Vocational Bribery, Academic Blackmail

Vocational Bribery, Academic Blackmail July 13, 2012

A former colleague of mine recently sent an e-mail lamenting his lack of summertime productivity and passed along an article that might help others in similar predicaments. The article — from Inside Higher Ed — is one of those dime-a-dozen, pathetic self-help columns with enumerated tips on how to be more “productive,” so on and so forth.

The e-mail and article were both addressing the sad fact that many mid-career academics find it hard to work without external incentive. In other words, after gaining tenure, many so-called “academics” cannot muster the energy to do their craft, to get their academic work done, lacking the bribe of tenure. This seems to be less of an issue concerning writing and productivity — which I’ve written about recently — and more of a sign of the broken, corrupt, and lazy academic culture that, as I noted in my final Chapel Talk, is bred on fear. (It also reveals one of the reasons I was unable, and ultimately unwilling, to stay at Wabash College.)

It also might be a signal that these struggling mid-career academics should contemplate another line of work. Perhaps their vocation has run its course. Maybe it’s time for an adventure.

If I ever reach the day when I cannot bring myself to do the work that is part of my vocational namesake, I must find other work to do. Believe me: I don’t really like to write, read, play music and the rest. I love it. This means that I am compelled to do it even when I don’t want to, when I don’t like it. My life depends on it. Sure, I’d rather watch TV all day and eat Big Macs, but I’d also be miserable. We are not fully alive when we do what we like, we can only live when we love.

Tenure, as far as I am concerned, is not to be worried about. If I love what I do, am good at it, and work to get better, then, I will do it as best I can, for the sake of the craft itself. If that gets me tenure, so be it. If it does not, then, whether I deserve it or not, I don’t want it. If tenure disappears from the academy, I’ll do my work anyway. You can share that with my dean or president or chair or whoever, wherever. In fact, it is precisely this reason why my work might, just might, be worthwhile. I am not doing this out of fear, motivated by vocational bribery or academic blackmail. I refuse to be enslaved on an academic plantation, however comfortable it may be.
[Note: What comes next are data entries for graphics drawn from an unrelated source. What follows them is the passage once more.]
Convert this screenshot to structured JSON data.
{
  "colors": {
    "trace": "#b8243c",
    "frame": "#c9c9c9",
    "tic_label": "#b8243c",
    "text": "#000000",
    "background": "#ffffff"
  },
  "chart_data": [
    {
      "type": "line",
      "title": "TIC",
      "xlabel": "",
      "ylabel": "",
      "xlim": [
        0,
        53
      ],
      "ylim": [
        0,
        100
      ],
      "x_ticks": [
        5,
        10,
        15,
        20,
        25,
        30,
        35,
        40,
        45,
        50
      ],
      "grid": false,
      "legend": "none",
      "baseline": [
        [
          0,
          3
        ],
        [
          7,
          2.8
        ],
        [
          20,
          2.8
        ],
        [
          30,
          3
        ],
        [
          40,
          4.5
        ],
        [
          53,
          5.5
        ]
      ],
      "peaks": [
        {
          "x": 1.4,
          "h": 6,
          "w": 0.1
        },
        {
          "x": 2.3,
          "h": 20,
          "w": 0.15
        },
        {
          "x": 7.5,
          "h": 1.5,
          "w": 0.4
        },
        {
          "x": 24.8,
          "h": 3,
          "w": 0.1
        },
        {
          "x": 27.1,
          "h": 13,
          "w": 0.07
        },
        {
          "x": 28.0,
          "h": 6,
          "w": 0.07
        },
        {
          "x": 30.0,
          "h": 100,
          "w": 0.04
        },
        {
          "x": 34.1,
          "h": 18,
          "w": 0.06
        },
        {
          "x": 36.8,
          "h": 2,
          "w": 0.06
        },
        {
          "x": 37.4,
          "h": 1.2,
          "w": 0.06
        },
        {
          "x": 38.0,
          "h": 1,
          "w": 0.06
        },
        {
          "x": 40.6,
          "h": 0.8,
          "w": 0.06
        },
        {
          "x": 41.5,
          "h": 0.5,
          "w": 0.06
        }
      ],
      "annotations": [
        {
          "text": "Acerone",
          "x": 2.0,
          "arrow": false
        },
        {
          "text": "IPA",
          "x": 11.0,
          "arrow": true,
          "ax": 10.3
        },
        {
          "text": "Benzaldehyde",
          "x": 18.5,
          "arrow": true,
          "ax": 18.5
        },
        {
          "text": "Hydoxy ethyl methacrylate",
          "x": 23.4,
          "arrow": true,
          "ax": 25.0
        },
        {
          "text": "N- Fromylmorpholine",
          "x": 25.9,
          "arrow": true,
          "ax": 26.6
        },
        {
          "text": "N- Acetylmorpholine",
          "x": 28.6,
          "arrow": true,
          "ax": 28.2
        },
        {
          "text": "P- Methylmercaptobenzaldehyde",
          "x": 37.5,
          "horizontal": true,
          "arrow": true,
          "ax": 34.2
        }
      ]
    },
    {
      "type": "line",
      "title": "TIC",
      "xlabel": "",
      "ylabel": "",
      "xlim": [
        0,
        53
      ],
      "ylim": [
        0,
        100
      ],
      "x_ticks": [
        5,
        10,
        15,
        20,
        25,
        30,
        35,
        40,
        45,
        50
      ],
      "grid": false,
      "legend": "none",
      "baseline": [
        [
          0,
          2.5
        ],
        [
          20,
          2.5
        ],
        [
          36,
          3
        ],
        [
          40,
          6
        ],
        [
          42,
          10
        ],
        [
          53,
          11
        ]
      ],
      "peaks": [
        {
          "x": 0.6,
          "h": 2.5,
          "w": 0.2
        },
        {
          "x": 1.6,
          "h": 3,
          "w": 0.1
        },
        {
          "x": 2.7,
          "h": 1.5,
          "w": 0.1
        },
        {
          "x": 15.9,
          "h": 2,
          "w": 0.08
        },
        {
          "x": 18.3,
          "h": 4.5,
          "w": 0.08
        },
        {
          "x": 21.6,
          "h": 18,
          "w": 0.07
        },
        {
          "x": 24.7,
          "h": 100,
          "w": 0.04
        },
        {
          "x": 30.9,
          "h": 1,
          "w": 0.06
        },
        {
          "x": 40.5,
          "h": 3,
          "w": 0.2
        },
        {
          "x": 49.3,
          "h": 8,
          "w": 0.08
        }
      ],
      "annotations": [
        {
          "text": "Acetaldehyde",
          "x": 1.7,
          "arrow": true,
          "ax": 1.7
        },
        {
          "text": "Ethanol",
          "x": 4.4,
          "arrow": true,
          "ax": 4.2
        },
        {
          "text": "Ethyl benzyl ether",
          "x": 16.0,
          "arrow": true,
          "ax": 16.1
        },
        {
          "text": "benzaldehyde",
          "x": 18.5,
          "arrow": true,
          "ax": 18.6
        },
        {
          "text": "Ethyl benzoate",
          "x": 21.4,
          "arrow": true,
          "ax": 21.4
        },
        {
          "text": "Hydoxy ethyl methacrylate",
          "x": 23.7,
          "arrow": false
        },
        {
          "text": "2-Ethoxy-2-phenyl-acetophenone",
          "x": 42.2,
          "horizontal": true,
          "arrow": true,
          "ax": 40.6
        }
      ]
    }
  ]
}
I posted this (edited) comment on the Inside Higher Ed site:

Perhaps the fact that writing is difficult after getting tenure is more a sign that one didn’t really want to write in the first place? If I sweep and mop regularly at gunpoint but find it hard to sweep and mop when I am free to do as I please, it might say less about sweeping and mopping and more about the sad reality that I was not interested in doing that work to begin with. Maybe I once liked the idea of it, but I’m not serious anymore. Writers, serious writers, I know write compulsively, out of a sense of inner motivation, an irrational NEED to write. Tortured writing. They write to survive, to live. That academics don’t feel that burning desire to write might say less about the writing and more about them and their delusions that they are cut out to be doing this kind of work in the first place. It also might explain why so much of what we do write is such rubbish, from form to content.